① shutil.copyfileobj 将文件内容拷贝到另一个文件中，可以部分内容

def copyfileobj(fsrc, fdst, length=16*1024):
    """copy data from file-like object fsrc to file-like object fdst"""
    while 1:
        buf = fsrc.read(length)
        if not buf:
            break
        fdst.write(buf)

import shutil
f1 = open("fsrc",encoding="utf-8")
f2 = open("fdst",encoding="utf-8")
shutil.copyfile(f1,f2)
#把文件f1里的内容拷贝到f2当中

② shutil.copyfile 文件拷贝

def copyfile(src, dst):
    """Copy data from src to dst"""
    if _samefile(src, dst):
        raise Error("`%s` and `%s` are the same file" % (src, dst))
    for fn in [src, dst]:
        try:
            st = os.stat(fn)
        except OSError:
            # File most likely does not exist
            pass
        else:
            # XXX What about other special files? (sockets, devices...)
            if stat.S_ISFIFO(st.st_mode):
                raise SpecialFileError("`%s` is a named pipe" % fn)
    with open(src, 'rb') as fsrc:
        with open(dst, 'wb') as fdst:
            copyfileobj(fsrc, fdst)

import shutil
shutil.copyfile("f1","f2")
#把文件f1里的内容拷贝到f2当中

③ shutil.copymode(src, dst) 仅拷贝权限。内容、组、用户均不变

def copymode(src, dst):
    """Copy mode bits from src to dst"""
    if hasattr(os, 'chmod'):
        st = os.stat(src)
        mode = stat.S_IMODE(st.st_mode)
        os.chmod(dst, mode)

④ shutil.copystat(src, dst) 拷贝状态的信息，包括：mode bits, atime, mtime, flags

def copystat(src, dst):
    """Copy all stat info (mode bits, atime, mtime, flags) from src to dst"""
    st = os.stat(src)
    mode = stat.S_IMODE(st.st_mode)
    if hasattr(os, 'utime'):
        os.utime(dst, (st.st_atime, st.st_mtime))
    if hasattr(os, 'chmod'):
        os.chmod(dst, mode)
    if hasattr(os, 'chflags') and hasattr(st, 'st_flags'):
        try:
            os.chflags(dst, st.st_flags)
        except OSError, why:
            for err in 'EOPNOTSUPP', 'ENOTSUP':
                if hasattr(errno, err) and why.errno == getattr(errno, err):
                    break
            else:
                raise

⑤ shutil.copy(src, dst) 拷贝文件和权限

def copy(src, dst):
    """Copy data and mode bits ("cp src dst").

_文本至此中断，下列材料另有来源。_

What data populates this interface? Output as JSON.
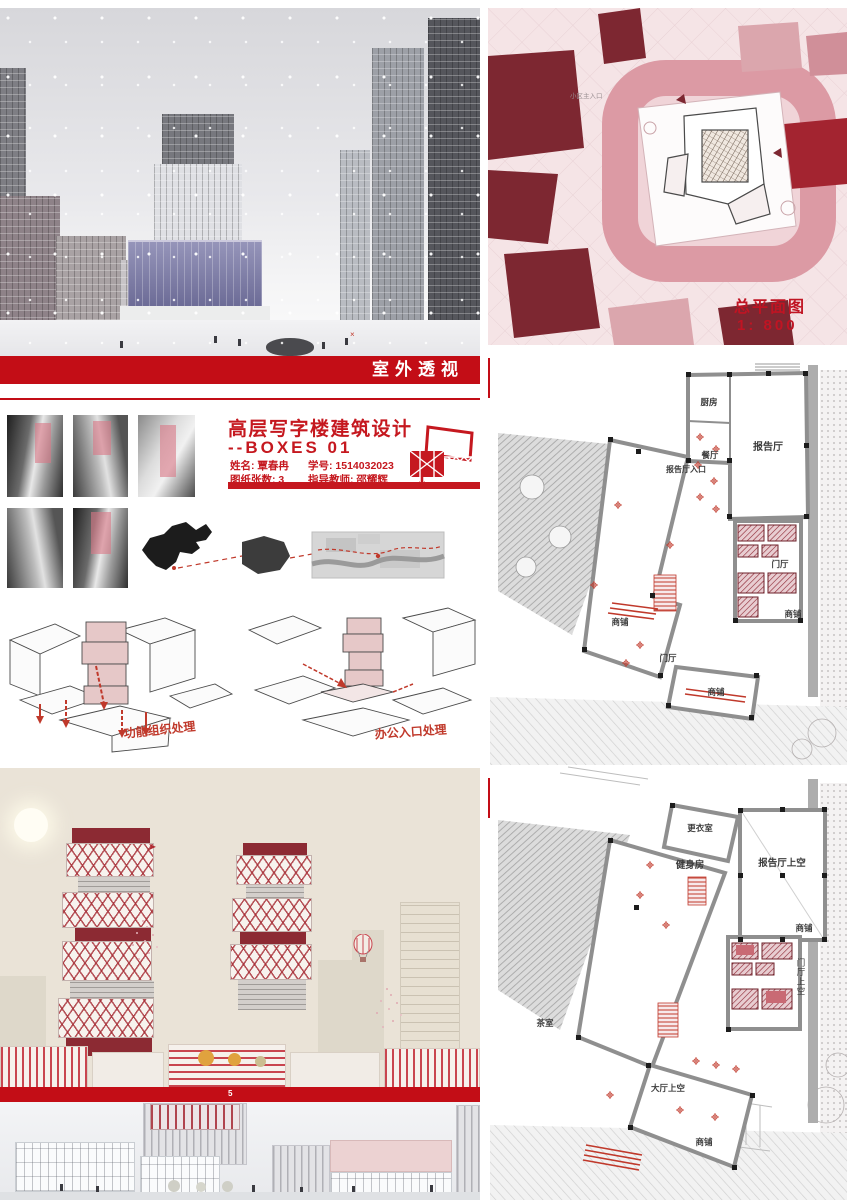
{
  "board": {
    "perspective_caption": "室外透视",
    "site_plan": {
      "title_line1": "总平面图",
      "title_line2": "1: 800",
      "entrance_label": "小区主入口"
    },
    "title_block": {
      "title_line1": "高层写字楼建筑设计",
      "title_line2": "--BOXES  01",
      "name": "姓名: 覃春冉",
      "student_id": "学号: 1514032023",
      "sheet_count": "图纸张数: 3",
      "advisor": "指导教师: 邵耀辉"
    },
    "diagrams": {
      "left_caption": "功能组织处理",
      "right_caption": "办公入口处理"
    },
    "plan1": {
      "title_line1": "一层平面图",
      "title_line2": "1: 400",
      "rooms": {
        "kitchen": "厨房",
        "lecture_hall": "报告厅",
        "dining": "餐厅",
        "lecture_entrance": "报告厅入口",
        "lobby_core": "门厅",
        "shop_left": "商铺",
        "lobby_center": "门厅",
        "shop_bottom": "商铺",
        "shop_right": "商铺"
      }
    },
    "plan2": {
      "title_line1": "二层平面图",
      "title_line2": "1: 400",
      "rooms": {
        "changing_room": "更衣室",
        "gym": "健身房",
        "lecture_void": "报告厅上空",
        "shop_right": "商铺",
        "lobby_void": "门厅上空",
        "tea_room": "茶室",
        "hall_void": "大厅上空",
        "shop_bottom": "商铺"
      }
    },
    "section_band_number": "5"
  }
}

    The destination may be a directory.

    """
    if os.path.isdir(dst):
        dst = os.path.join(dst, os.path.basename(src))
    copyfile(src, dst)
    copymode(src, dst)

⑥ shutil.copy2(src, dst) 拷贝文件和状态信息

def copy2(src, dst):
    """Copy data and all stat info ("cp -p src dst").

    The destination may be a directory.

    """
    if os.path.isdir(dst):
        dst = os.path.join(dst, os.path.basename(src))
    copyfile(src, dst)
    copystat(src, dst)

⑦ shutil.copytree(src, dst, symlinks=False, ignore=None) 递归的去拷贝文件 拷贝多层目录

def ignore_patterns(*patterns):
    """Function that can be used as copytree() ignore parameter.

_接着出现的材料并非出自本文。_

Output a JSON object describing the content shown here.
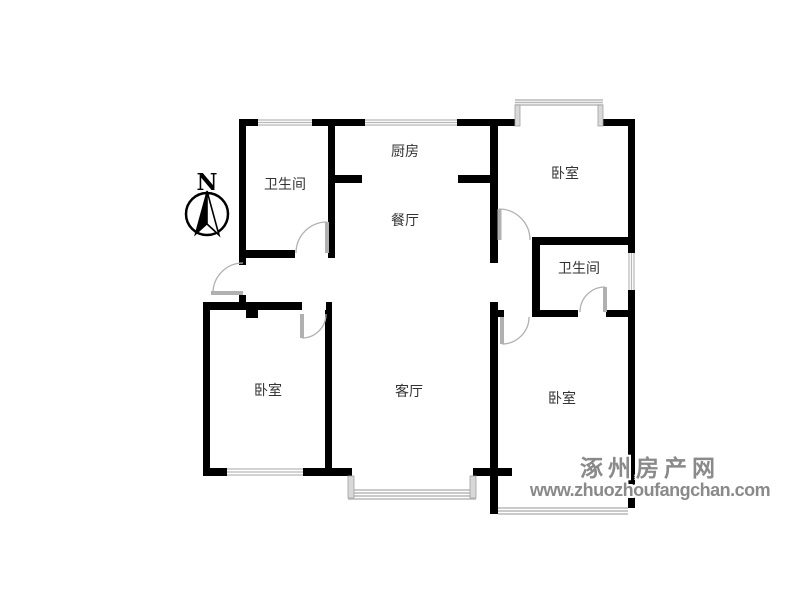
{
  "canvas": {
    "width": 800,
    "height": 600,
    "background": "#ffffff"
  },
  "colors": {
    "wall": "#000000",
    "window_line": "#b8b8b8",
    "bay_bar_fill": "#d8d8d8",
    "bay_bar_stroke": "#a0a0a0",
    "door": "#b0b0b0",
    "label": "#333333",
    "watermark": "#8a8a8a",
    "watermark_outline": "#ffffff"
  },
  "compass": {
    "label": "N",
    "cx": 207,
    "cy": 214,
    "r": 21
  },
  "rooms": [
    {
      "id": "bathroom-nw",
      "label": "卫生间",
      "cx": 285,
      "cy": 184
    },
    {
      "id": "kitchen",
      "label": "厨房",
      "cx": 405,
      "cy": 151
    },
    {
      "id": "dining",
      "label": "餐厅",
      "cx": 405,
      "cy": 220
    },
    {
      "id": "bedroom-ne",
      "label": "卧室",
      "cx": 565,
      "cy": 173
    },
    {
      "id": "bathroom-e",
      "label": "卫生间",
      "cx": 579,
      "cy": 268
    },
    {
      "id": "bedroom-sw",
      "label": "卧室",
      "cx": 268,
      "cy": 390
    },
    {
      "id": "living",
      "label": "客厅",
      "cx": 409,
      "cy": 391
    },
    {
      "id": "bedroom-se",
      "label": "卧室",
      "cx": 562,
      "cy": 398
    },
    {
      "id": "balcony",
      "label": "阳台",
      "cx": 560,
      "cy": 491
    }
  ],
  "plan": {
    "walls": [
      [
        239,
        119,
        19,
        7
      ],
      [
        312,
        119,
        53,
        7
      ],
      [
        457,
        119,
        60,
        7
      ],
      [
        603,
        119,
        32,
        7
      ],
      [
        239,
        126,
        7,
        139
      ],
      [
        239,
        295,
        7,
        15
      ],
      [
        203,
        302,
        7,
        174
      ],
      [
        203,
        302,
        99,
        8
      ],
      [
        326,
        302,
        6,
        8
      ],
      [
        325,
        310,
        7,
        166
      ],
      [
        246,
        302,
        12,
        16
      ],
      [
        239,
        250,
        56,
        8
      ],
      [
        328,
        126,
        7,
        132
      ],
      [
        335,
        175,
        27,
        8
      ],
      [
        458,
        175,
        32,
        8
      ],
      [
        490,
        126,
        8,
        137
      ],
      [
        490,
        302,
        8,
        174
      ],
      [
        490,
        476,
        8,
        38
      ],
      [
        628,
        126,
        7,
        127
      ],
      [
        628,
        290,
        7,
        218
      ],
      [
        532,
        237,
        96,
        8
      ],
      [
        532,
        245,
        8,
        72
      ],
      [
        532,
        310,
        46,
        7
      ],
      [
        606,
        310,
        22,
        7
      ],
      [
        498,
        310,
        6,
        7
      ],
      [
        203,
        468,
        24,
        8
      ],
      [
        303,
        468,
        49,
        8
      ],
      [
        473,
        468,
        25,
        8
      ],
      [
        490,
        468,
        22,
        8
      ]
    ],
    "windows": [
      {
        "rect": [
          258,
          119,
          54,
          7
        ],
        "dir": "h"
      },
      {
        "rect": [
          365,
          119,
          92,
          7
        ],
        "dir": "h"
      },
      {
        "rect": [
          227,
          468,
          76,
          8
        ],
        "dir": "h"
      },
      {
        "rect": [
          628,
          253,
          7,
          37
        ],
        "dir": "v"
      }
    ],
    "bays": [
      {
        "name": "bay-window-north",
        "bars": [
          [
            515,
            105,
            5,
            21
          ],
          [
            598,
            105,
            5,
            21
          ]
        ],
        "lines": [
          [
            515,
            100,
            603,
            100
          ],
          [
            515,
            102.5,
            603,
            102.5
          ],
          [
            515,
            105,
            603,
            105
          ]
        ]
      },
      {
        "name": "bay-window-south",
        "bars": [
          [
            348,
            476,
            6,
            22
          ],
          [
            470,
            476,
            6,
            22
          ]
        ],
        "lines": [
          [
            348,
            490,
            476,
            490
          ],
          [
            348,
            493,
            476,
            493
          ],
          [
            348,
            496,
            476,
            496
          ],
          [
            348,
            499,
            476,
            499
          ]
        ]
      },
      {
        "name": "balcony-window",
        "bars": [],
        "lines": [
          [
            498,
            508,
            628,
            508
          ],
          [
            498,
            511,
            628,
            511
          ],
          [
            498,
            514,
            628,
            514
          ]
        ]
      }
    ],
    "doors": [
      {
        "name": "bathroom-nw-door",
        "leaf": [
          327,
          222,
          327,
          253
        ],
        "arc": "M 296 253 A 31 31 0 0 1 327 222"
      },
      {
        "name": "entrance-door",
        "leaf": [
          211,
          293,
          243,
          293
        ],
        "arc": "M 243 263 A 30 30 0 0 0 213 293"
      },
      {
        "name": "bedroom-ne-door",
        "leaf": [
          499.5,
          209,
          499.5,
          240
        ],
        "arc": "M 499 209 A 31 31 0 0 1 530 240"
      },
      {
        "name": "bathroom-e-door",
        "leaf": [
          605,
          287,
          605,
          312
        ],
        "arc": "M 605 287 A 25 25 0 0 0 580 312"
      },
      {
        "name": "bedroom-se-door",
        "leaf": [
          502,
          317,
          502,
          344
        ],
        "arc": "M 529 317 A 27 27 0 0 1 502 344"
      },
      {
        "name": "bedroom-sw-door",
        "leaf": [
          302,
          314,
          302,
          338
        ],
        "arc": "M 326 314 A 24 24 0 0 1 302 338"
      }
    ]
  },
  "watermark": {
    "title": "涿州房产网",
    "url": "www.zhuozhoufangchan.com"
  }
}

    Patterns is a sequence of glob-style patterns
    that are used to exclude files"""
    def _ignore_patterns(path, names):
        ignored_names = []
        for pattern in patterns:
            ignored_names.extend(fnmatch.filter(names, pattern))
        return set(ignored_names)
    return _ignore_patterns
def copytree(src, dst, symlinks=False, ignore=None):
    """Recursively copy a directory tree using copy2().

    The destination directory must not already exist.
    If exception(s) occur, an Error is raised with a list of reasons.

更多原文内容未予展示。